Chinese electric buses are also plying the roads in other parts of Southeast Asia. In Malaysia, at least 146 electric buses were operational as of October, including 46 built by China's Foton Motor serving the Johor Bahru-Singapore route and 15 BYD buses deployed on the local bus rapid-transit network in the Klang Valley.
While the figure is still small, demand is expected to grow rapidly as Malaysia's shift toward greener public transport includes plans to deploy thousands of electric buses nationwide over the next five years.
Kim Long Motors is another Vietnamese bus maker, reportedly delivering 443 electric buses to Ho Chi Minh City this year.

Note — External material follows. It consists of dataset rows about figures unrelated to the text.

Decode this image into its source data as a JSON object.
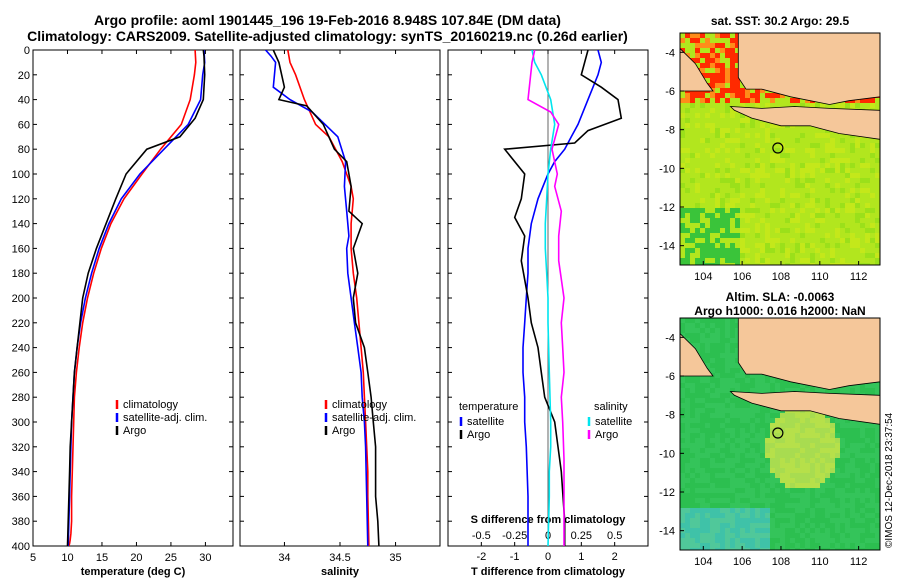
{
  "title": {
    "line1": "Argo profile: aoml 1901445_196 19-Feb-2016 8.948S 107.84E (DM data)",
    "line2": "Climatology: CARS2009. Satellite-adjusted climatology: synTS_20160219.nc (0.26d earlier)"
  },
  "colors": {
    "climatology": "#ff0000",
    "satellite": "#0000ff",
    "argo": "#000000",
    "sat_salinity": "#00e5ee",
    "clim_salinity": "#ff00ff",
    "land": "#f5c79a"
  },
  "chart_data": [
    {
      "type": "line",
      "id": "temperature",
      "xlabel": "temperature (deg C)",
      "xlim": [
        5,
        34
      ],
      "xticks": [
        5,
        10,
        15,
        20,
        25,
        30
      ],
      "ylim": [
        400,
        0
      ],
      "yticks": [
        0,
        20,
        40,
        60,
        80,
        100,
        120,
        140,
        160,
        180,
        200,
        220,
        240,
        260,
        280,
        300,
        320,
        340,
        360,
        380,
        400
      ],
      "legend": [
        "climatology",
        "satellite-adj. clim.",
        "Argo"
      ],
      "series": [
        {
          "name": "climatology",
          "color": "#ff0000",
          "x": [
            28.5,
            28.6,
            28.4,
            27.8,
            26.5,
            23.5,
            20.8,
            18.2,
            16.3,
            14.9,
            13.8,
            12.9,
            12.2,
            11.7,
            11.3,
            11.0,
            10.9,
            10.8,
            10.7,
            10.6,
            10.6,
            10.5,
            10.4,
            10.3,
            10.2,
            10.1
          ],
          "depth": [
            0,
            10,
            20,
            40,
            60,
            80,
            100,
            120,
            140,
            160,
            180,
            200,
            220,
            240,
            260,
            280,
            300,
            320,
            340,
            360,
            380,
            390,
            395,
            398,
            400,
            402
          ]
        },
        {
          "name": "satellite-adj. clim.",
          "color": "#0000ff",
          "x": [
            29.8,
            29.9,
            29.6,
            29.3,
            27.5,
            24.0,
            20.5,
            17.8,
            16.0,
            14.6,
            13.5,
            12.6,
            11.9,
            11.4,
            11.0,
            10.8,
            10.6,
            10.5,
            10.4,
            10.3,
            10.2,
            10.1
          ],
          "depth": [
            0,
            10,
            20,
            40,
            60,
            80,
            100,
            120,
            140,
            160,
            180,
            200,
            220,
            240,
            260,
            280,
            300,
            320,
            340,
            360,
            380,
            400
          ]
        },
        {
          "name": "Argo",
          "color": "#000000",
          "x": [
            29.7,
            29.8,
            29.9,
            29.7,
            28.5,
            26.3,
            21.5,
            18.5,
            17.0,
            15.6,
            14.2,
            13.0,
            12.2,
            11.8,
            11.4,
            11.0,
            10.8,
            10.6,
            10.4,
            10.3,
            10.2,
            10.1,
            10.0
          ],
          "depth": [
            0,
            5,
            20,
            40,
            55,
            70,
            80,
            100,
            120,
            140,
            160,
            180,
            200,
            220,
            240,
            260,
            280,
            300,
            320,
            340,
            360,
            380,
            400
          ]
        }
      ]
    },
    {
      "type": "line",
      "id": "salinity",
      "xlabel": "salinity",
      "xlim": [
        33.6,
        35.4
      ],
      "xticks": [
        34,
        34.5,
        35
      ],
      "xticklabels": [
        "34",
        "34.5",
        "35"
      ],
      "ylim": [
        400,
        0
      ],
      "legend": [
        "climatology",
        "satellite-adj. clim.",
        "Argo"
      ],
      "series": [
        {
          "name": "climatology",
          "color": "#ff0000",
          "x": [
            34.03,
            34.05,
            34.1,
            34.18,
            34.28,
            34.4,
            34.52,
            34.6,
            34.62,
            34.6,
            34.6,
            34.62,
            34.65,
            34.67,
            34.69,
            34.71,
            34.72,
            34.73,
            34.74,
            34.75,
            34.75,
            34.76
          ],
          "depth": [
            0,
            10,
            20,
            40,
            60,
            70,
            90,
            110,
            120,
            140,
            160,
            180,
            200,
            220,
            240,
            260,
            280,
            300,
            320,
            340,
            360,
            400
          ]
        },
        {
          "name": "satellite-adj. clim.",
          "color": "#0000ff",
          "x": [
            33.83,
            33.88,
            33.92,
            33.9,
            34.05,
            34.25,
            34.48,
            34.55,
            34.54,
            34.56,
            34.58,
            34.56,
            34.57,
            34.6,
            34.63,
            34.66,
            34.69,
            34.7,
            34.72,
            34.73,
            34.74,
            34.75
          ],
          "depth": [
            0,
            5,
            10,
            30,
            40,
            50,
            70,
            90,
            110,
            130,
            150,
            160,
            180,
            200,
            220,
            240,
            260,
            280,
            300,
            320,
            360,
            400
          ]
        },
        {
          "name": "Argo",
          "color": "#000000",
          "x": [
            33.9,
            33.95,
            34.0,
            33.95,
            34.2,
            34.35,
            34.45,
            34.56,
            34.6,
            34.58,
            34.7,
            34.62,
            34.66,
            34.62,
            34.64,
            34.72,
            34.75,
            34.78,
            34.8,
            34.82,
            34.82,
            34.84,
            34.85
          ],
          "depth": [
            0,
            10,
            30,
            40,
            45,
            60,
            80,
            90,
            110,
            130,
            140,
            160,
            180,
            200,
            220,
            240,
            260,
            280,
            300,
            320,
            360,
            380,
            400
          ]
        }
      ]
    },
    {
      "type": "line",
      "id": "difference",
      "xlabel": "T difference from climatology",
      "x2label": "S difference from climatology",
      "xlim": [
        -3,
        3
      ],
      "xticks": [
        -2,
        -1,
        0,
        1,
        2
      ],
      "x2ticks": [
        -0.5,
        -0.25,
        0,
        0.25,
        0.5
      ],
      "x2ticklabels": [
        "-0.5",
        "-0.25",
        "0",
        "0.25",
        "0.5"
      ],
      "ylim": [
        400,
        0
      ],
      "legend_left_title": "temperature",
      "legend_right_title": "salinity",
      "legend_left": [
        "satellite",
        "Argo"
      ],
      "legend_right": [
        "satellite",
        "Argo"
      ],
      "series": [
        {
          "name": "T satellite",
          "color": "#0000ff",
          "x": [
            1.5,
            1.6,
            1.5,
            1.2,
            0.9,
            0.7,
            0.5,
            0.2,
            0.0,
            -0.3,
            -0.5,
            -0.6,
            -0.6,
            -0.65,
            -0.7,
            -0.75,
            -0.75,
            -0.7,
            -0.7,
            -0.65,
            -0.6,
            -0.6
          ],
          "depth": [
            0,
            10,
            20,
            40,
            60,
            70,
            80,
            90,
            100,
            120,
            140,
            160,
            180,
            200,
            220,
            240,
            260,
            280,
            300,
            320,
            360,
            400
          ]
        },
        {
          "name": "T Argo",
          "color": "#000000",
          "x": [
            1.2,
            1.0,
            1.6,
            2.1,
            2.2,
            1.2,
            0.8,
            -1.3,
            -0.7,
            -0.8,
            -1.0,
            -0.7,
            -0.8,
            -0.6,
            -0.5,
            -0.3,
            -0.2,
            -0.1,
            0.2,
            0.3,
            0.4,
            0.5,
            0.5
          ],
          "depth": [
            0,
            20,
            30,
            40,
            55,
            65,
            75,
            80,
            100,
            120,
            135,
            150,
            170,
            200,
            220,
            240,
            260,
            280,
            300,
            320,
            340,
            380,
            400
          ]
        },
        {
          "name": "S satellite",
          "color": "#00e5ee",
          "x": [
            -0.12,
            -0.1,
            -0.05,
            0.02,
            0.05,
            0.02,
            0.0,
            -0.01,
            -0.02,
            -0.02,
            -0.01,
            -0.0,
            0.0,
            0.01,
            0.02,
            0.02,
            0.01,
            0.01,
            0.0
          ],
          "depth": [
            0,
            10,
            20,
            40,
            60,
            80,
            100,
            120,
            140,
            160,
            180,
            200,
            220,
            260,
            300,
            320,
            340,
            360,
            400
          ]
        },
        {
          "name": "S Argo",
          "color": "#ff00ff",
          "x": [
            -0.1,
            -0.12,
            -0.15,
            0.02,
            0.08,
            0.03,
            0.07,
            0.05,
            0.1,
            0.08,
            0.08,
            0.12,
            0.1,
            0.11,
            0.12,
            0.1,
            0.11,
            0.12,
            0.12
          ],
          "depth": [
            0,
            10,
            40,
            50,
            60,
            80,
            100,
            110,
            130,
            150,
            170,
            200,
            220,
            240,
            260,
            280,
            300,
            330,
            400
          ]
        }
      ]
    },
    {
      "type": "heatmap",
      "id": "sst_map",
      "title": "sat. SST: 30.2 Argo: 29.5",
      "xticks": [
        104,
        106,
        108,
        110,
        112
      ],
      "yticks": [
        -4,
        -6,
        -8,
        -10,
        -12,
        -14
      ],
      "xlim": [
        102.8,
        113.1
      ],
      "ylim": [
        -15.0,
        -3.0
      ],
      "argo_position": [
        107.84,
        -8.948
      ]
    },
    {
      "type": "heatmap",
      "id": "sla_map",
      "title": "Altim. SLA: -0.0063",
      "subtitle": "Argo h1000: 0.016 h2000: NaN",
      "xticks": [
        104,
        106,
        108,
        110,
        112
      ],
      "yticks": [
        -4,
        -6,
        -8,
        -10,
        -12,
        -14
      ],
      "xlim": [
        102.8,
        113.1
      ],
      "ylim": [
        -15.0,
        -3.0
      ],
      "argo_position": [
        107.84,
        -8.948
      ]
    }
  ],
  "footer": "©IMOS 12-Dec-2018 23:37:54"
}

In addition to the buses it runs on its municipal network, the city introduced smaller electric buses to ferry people to the metro, which began operating in December 2024. Of the city's 2,350 buses, 26% are electric and 23% use compressed natural gas. All future bus purchases will be electric models, and the city hopes to have an all-electric fleet by 2030.
In Thailand, local EV maker Nex Point began making electric buses in 2020. The Thailand Board of Investment granted the company, listed on the country's stock exchange, an eight-year tax exemption. It now has a production capacity of 9,000 buses annually. But Thailand is not expected to see a sharp rise in demand for such buses over the next few years, with the government investing intensively in subways and above-ground trains, and encouraging people to use them.
Despite their otherwise good prospects in Southeast Asia, security concerns have been raised over Chinese electric buses after Norwegian public transport operator Ruter in early November said its fleet of several hundred Yutong buses could be remotely manipulated through autonomous software updates, prompting similar probes by Denmark and the U.K.
Yutong, the world's biggest bus manufacturer, based in the Chinese city of Zhengzhou, rejected the claim, saying such manipulation is technically impossible because software updates are fully isolated from critical safety systems such as driving and braking.
In Southeast Asia, Singapore reportedly operates 20 Yutong electric buses. The company has a large presence in the Philippines, where roughly 3,300 of its buses are in use. Yutong buses are also occasionally seen in Indonesia. But it is not clear whether any of them are electric. Yutong entered both countries years ago, before the EV era.